In the Philippines, where divorce is illegal, women and children who can’t break free from unhealthy marriages are the ones affected the most. But a bill to allow for divorces in certain situations not only has to overcome legislative hurdles and arguments in favor of tradition, but also opposition from the Catholic Church.
The Philippines is the only country in the world, aside from Vatican City, where divorce remains illegal.
No bill on divorce has ever made it this far in Congress. The measure is the rare piece of legislation supported by representatives from both the majority and opposition parties in the House. A survey released this month found that 53 percent of Filipinos support legalizing divorce.

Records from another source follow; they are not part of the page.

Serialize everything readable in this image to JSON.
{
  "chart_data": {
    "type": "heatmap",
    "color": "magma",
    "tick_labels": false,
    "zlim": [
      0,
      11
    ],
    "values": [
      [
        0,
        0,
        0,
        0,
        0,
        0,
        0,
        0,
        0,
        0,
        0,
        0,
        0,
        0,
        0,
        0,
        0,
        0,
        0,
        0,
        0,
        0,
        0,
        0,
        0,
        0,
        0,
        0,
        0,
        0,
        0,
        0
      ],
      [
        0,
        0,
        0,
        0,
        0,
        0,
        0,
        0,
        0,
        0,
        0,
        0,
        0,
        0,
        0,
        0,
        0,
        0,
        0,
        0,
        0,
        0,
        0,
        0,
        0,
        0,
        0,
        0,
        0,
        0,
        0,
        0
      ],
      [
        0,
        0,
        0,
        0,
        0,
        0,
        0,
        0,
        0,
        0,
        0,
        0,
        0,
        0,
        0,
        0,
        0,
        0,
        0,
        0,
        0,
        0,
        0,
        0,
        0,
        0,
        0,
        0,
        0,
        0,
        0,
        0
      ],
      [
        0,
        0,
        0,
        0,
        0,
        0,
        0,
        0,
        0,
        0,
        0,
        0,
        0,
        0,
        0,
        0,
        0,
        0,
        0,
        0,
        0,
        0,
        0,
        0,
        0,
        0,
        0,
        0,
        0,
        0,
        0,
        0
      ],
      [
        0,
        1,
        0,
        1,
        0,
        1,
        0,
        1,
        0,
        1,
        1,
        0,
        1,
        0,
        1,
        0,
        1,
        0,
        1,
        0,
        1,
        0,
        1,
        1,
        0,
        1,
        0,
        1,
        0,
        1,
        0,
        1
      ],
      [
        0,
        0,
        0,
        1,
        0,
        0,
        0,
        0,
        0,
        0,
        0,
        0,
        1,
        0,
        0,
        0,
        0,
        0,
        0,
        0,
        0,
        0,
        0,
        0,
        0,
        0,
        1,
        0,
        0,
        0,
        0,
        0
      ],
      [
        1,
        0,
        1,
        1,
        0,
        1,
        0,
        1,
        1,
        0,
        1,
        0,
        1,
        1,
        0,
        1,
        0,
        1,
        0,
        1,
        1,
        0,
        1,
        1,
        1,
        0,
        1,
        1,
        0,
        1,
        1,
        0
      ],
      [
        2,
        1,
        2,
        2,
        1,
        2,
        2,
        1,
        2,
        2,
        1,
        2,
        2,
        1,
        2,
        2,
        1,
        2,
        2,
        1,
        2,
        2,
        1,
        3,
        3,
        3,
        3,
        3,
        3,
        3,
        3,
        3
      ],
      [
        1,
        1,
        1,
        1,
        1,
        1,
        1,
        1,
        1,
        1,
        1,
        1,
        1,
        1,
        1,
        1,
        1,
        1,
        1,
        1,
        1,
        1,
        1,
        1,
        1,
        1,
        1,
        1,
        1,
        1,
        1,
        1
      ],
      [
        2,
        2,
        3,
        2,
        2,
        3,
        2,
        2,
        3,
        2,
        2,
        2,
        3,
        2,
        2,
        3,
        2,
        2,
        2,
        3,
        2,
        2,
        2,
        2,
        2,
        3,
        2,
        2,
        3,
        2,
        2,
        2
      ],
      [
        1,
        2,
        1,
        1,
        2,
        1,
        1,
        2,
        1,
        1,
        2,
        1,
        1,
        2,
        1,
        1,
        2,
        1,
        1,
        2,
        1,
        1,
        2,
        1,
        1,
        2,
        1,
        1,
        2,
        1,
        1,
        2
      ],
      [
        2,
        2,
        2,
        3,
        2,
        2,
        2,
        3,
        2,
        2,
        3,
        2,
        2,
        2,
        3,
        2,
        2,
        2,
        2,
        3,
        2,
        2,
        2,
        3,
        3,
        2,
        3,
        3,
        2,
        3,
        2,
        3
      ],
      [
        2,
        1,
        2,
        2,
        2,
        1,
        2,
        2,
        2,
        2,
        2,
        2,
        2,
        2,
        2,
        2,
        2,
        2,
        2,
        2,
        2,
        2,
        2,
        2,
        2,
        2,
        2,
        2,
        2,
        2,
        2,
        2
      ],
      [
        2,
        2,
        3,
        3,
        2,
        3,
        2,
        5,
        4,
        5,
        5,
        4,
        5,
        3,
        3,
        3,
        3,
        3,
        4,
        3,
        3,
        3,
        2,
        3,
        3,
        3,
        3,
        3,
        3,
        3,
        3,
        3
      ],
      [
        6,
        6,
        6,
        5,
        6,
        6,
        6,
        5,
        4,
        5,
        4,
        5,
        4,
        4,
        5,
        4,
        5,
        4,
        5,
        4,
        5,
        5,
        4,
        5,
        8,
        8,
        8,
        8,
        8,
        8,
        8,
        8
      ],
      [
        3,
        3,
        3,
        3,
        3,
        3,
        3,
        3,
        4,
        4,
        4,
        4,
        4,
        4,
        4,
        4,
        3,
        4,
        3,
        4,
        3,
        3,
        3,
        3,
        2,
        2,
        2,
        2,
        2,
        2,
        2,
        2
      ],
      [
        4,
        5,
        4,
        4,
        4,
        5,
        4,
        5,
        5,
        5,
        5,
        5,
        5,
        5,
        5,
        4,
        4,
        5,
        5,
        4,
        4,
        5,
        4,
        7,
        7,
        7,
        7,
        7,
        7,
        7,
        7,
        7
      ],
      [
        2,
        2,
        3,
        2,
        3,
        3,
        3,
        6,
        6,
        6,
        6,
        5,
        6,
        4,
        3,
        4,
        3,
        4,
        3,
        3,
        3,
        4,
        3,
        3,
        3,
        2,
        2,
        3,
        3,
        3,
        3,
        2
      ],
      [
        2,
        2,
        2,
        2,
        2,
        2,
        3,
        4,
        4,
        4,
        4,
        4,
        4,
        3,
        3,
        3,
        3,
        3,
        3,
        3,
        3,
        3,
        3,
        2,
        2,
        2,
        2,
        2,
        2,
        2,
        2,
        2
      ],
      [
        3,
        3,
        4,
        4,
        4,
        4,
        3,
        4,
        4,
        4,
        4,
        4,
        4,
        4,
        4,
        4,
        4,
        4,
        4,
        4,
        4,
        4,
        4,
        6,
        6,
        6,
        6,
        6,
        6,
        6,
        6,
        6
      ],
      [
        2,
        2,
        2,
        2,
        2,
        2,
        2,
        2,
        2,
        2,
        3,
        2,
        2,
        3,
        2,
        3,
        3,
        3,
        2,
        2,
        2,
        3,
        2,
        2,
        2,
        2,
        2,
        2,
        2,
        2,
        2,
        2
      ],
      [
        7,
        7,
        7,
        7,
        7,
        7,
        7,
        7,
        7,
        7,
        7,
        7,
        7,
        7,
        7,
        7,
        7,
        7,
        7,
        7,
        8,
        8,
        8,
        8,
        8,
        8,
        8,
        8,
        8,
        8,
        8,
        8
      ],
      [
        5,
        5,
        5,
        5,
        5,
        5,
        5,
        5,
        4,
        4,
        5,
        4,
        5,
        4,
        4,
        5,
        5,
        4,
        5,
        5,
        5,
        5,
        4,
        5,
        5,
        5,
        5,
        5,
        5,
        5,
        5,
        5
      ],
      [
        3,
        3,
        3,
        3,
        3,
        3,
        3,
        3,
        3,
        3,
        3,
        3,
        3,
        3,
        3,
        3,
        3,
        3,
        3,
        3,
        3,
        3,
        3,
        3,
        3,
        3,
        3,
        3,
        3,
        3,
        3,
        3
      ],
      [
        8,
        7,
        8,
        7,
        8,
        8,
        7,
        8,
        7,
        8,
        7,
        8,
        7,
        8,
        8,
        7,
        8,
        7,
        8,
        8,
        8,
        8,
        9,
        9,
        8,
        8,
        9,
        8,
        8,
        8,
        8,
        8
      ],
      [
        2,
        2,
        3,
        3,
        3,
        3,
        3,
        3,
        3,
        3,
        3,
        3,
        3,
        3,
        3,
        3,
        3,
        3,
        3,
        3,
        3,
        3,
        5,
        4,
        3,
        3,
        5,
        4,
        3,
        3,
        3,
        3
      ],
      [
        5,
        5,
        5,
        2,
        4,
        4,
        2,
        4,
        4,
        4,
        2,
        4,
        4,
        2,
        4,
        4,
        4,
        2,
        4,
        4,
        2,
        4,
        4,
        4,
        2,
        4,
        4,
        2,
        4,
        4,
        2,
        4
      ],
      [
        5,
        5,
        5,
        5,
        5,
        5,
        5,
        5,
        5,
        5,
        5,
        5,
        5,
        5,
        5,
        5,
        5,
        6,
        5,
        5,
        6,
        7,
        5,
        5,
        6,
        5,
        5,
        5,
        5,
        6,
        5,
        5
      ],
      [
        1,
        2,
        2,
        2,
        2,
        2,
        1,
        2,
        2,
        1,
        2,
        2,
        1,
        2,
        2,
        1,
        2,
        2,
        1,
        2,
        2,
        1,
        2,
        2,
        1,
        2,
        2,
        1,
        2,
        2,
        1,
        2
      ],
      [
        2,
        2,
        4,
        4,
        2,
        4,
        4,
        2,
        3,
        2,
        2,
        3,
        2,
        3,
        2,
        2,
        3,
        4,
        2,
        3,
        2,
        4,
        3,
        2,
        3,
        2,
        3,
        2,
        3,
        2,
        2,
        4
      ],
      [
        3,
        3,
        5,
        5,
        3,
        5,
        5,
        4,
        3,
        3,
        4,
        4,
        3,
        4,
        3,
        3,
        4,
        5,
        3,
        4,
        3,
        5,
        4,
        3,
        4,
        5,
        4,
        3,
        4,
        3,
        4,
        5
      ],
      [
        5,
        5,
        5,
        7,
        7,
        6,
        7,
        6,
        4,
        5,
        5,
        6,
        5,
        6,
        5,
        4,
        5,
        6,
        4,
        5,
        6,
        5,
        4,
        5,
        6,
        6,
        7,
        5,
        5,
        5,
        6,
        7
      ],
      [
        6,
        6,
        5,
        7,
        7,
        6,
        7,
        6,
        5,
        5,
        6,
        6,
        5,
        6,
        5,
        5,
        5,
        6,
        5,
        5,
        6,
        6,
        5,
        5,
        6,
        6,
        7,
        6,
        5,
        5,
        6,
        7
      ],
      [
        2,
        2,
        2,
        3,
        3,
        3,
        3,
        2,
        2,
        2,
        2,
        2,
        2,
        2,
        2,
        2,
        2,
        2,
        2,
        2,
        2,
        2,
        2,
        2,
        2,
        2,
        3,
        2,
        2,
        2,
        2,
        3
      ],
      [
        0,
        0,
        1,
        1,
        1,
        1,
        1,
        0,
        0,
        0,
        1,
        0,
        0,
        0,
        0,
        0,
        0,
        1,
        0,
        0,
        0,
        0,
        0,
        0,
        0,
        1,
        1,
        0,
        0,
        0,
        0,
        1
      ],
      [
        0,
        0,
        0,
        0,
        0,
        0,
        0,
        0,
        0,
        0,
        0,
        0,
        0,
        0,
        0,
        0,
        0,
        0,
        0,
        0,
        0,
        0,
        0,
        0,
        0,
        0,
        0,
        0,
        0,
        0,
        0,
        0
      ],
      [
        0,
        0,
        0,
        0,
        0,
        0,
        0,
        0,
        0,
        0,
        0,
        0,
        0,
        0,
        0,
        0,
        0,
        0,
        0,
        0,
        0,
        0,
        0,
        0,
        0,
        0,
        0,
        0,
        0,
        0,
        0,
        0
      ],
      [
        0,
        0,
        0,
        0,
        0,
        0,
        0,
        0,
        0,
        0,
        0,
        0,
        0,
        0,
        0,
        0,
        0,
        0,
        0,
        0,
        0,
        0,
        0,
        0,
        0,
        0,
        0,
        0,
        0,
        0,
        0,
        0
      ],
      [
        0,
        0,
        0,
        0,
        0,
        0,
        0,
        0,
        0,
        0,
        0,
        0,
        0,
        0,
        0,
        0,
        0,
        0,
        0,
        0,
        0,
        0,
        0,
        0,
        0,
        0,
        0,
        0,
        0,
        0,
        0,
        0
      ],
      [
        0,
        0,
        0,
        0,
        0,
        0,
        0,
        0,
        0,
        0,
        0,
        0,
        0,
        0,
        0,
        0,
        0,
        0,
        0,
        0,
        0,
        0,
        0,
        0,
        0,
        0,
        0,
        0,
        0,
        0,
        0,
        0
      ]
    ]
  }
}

About 80 percent of Filipinos are Roman Catholic, and previous attempts to pass a divorce bill have faltered under the influence of the Catholic Church here, which vehemently opposes legislation that runs counter to its teachings.
The article tells the story of one woman who’s separated from her husband (in theory, anyway). Even though they haven’t been together in more than a decade, she has to continue using his last name and she gets no financial support for their son who lives with her.
If divorce is illegal, the least the Philippine government could do is force deadbeat dads to pay child support. For a law that’s supposedly for the benefit of families, it’s causing the precise opposite effect. You would think the Church would want to fix a problem of their own creation — but if history is precedent, they’ll oppose this bill, too.
They’re all for the “sanctity of marriage,” even if certain marriages create more problems than they solve.